目的:本研究旨在评估chatgpt - 40(一种先进的大型语言模型)对以患者为中心的圆锥角膜常见问题的回答的准确性和可读性。方法:采用chatgpt - 40进行横断面观察性研究,回答圆锥角膜患者可能提出的30个潜在问题。回答的准确性由两名委员会认证的眼科医生进行评估,并在1到5的范围内得分。可读性采用简单的官样书量表(SMOG)、Flesch- kincaid等级水平(FKGL)和Flesch阅读难度(FRE)评分进行评估。对描述性、治疗相关和随访相关的问题进行分析,并对这些类别进行统计比较。结果:5点李克特量表的平均准确度得分为4.48±0.57。组内相关系数为0.769,显示出较强的一致性。可读性(SMOG)评分为15.49±1.74分,FKGL评分为14.95±1.95分,FRE评分为27.41±9.71分。不同问题类别的准确性差异无统计学意义(p = 0.161),但可读性差异显著,治疗相关问题最容易理解。结论:chatgpt - 40对以患者为中心的圆锥角膜问题提供了高度准确的回答,尽管其语言的复杂性可能限制了普通人群的可及性。需要进一步发展以提高人工智能生成的医疗内容的可读性。
本文章由计算机程序翻译,如有差异,请以英文原文为准。
Evaluating the Accuracy and Readability of ChatGPT-4o's Responses to Patient-Based Questions about Keratoconus.

Purpose: This study aimed to evaluate the accuracy and readability of responses generated by ChatGPT-4o, an advanced large language model, to frequently asked patient-centered questions about keratoconus.

Methods: A cross-sectional, observational study was conducted using ChatGPT-4o to answer 30 potential questions that could be asked by patients with keratoconus.

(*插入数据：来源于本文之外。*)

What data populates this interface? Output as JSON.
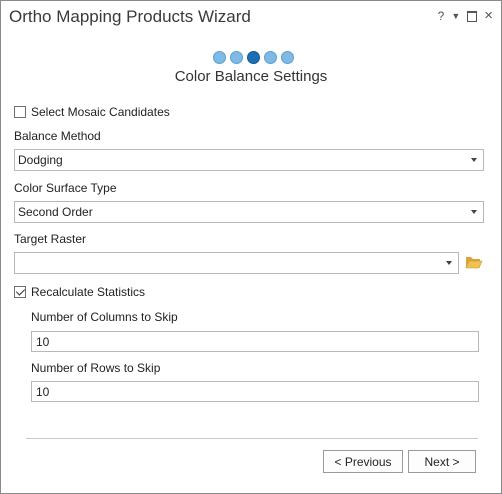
{
  "window": {
    "title": "Ortho Mapping Products Wizard",
    "controls": {
      "help": "?",
      "menu": "▼",
      "restore": "",
      "close": "×"
    }
  },
  "wizard": {
    "step_count": 5,
    "active_step": 3,
    "page_title": "Color Balance Settings"
  },
  "form": {
    "select_mosaic_candidates": {
      "label": "Select Mosaic Candidates",
      "checked": false
    },
    "balance_method": {
      "label": "Balance Method",
      "value": "Dodging"
    },
    "color_surface_type": {
      "label": "Color Surface Type",
      "value": "Second Order"
    },
    "target_raster": {
      "label": "Target Raster",
      "value": ""
    },
    "recalculate_statistics": {
      "label": "Recalculate Statistics",
      "checked": true
    },
    "columns_to_skip": {
      "label": "Number of Columns to Skip",
      "value": "10"
    },
    "rows_to_skip": {
      "label": "Number of Rows to Skip",
      "value": "10"
    }
  },
  "footer": {
    "previous_label": "< Previous",
    "next_label": "Next >"
  },
  "colors": {
    "step_dot": "#7fb9e4",
    "step_dot_active": "#1c6fb2",
    "folder_icon": "#e8b84a"
  }
}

The accuracy of the responses was evaluated by two board-certified ophthalmologists and scored on a scale of 1 to 5. Readability was assessed using the Simple Measure of Gobbledygook (SMOG), Flesch-Kincaid Grade Level (FKGL), and Flesch Reading Ease (FRE) scores. Descriptive, treatment-related, and follow-up-related questions were analyzed, and statistical comparisons between these categories were performed.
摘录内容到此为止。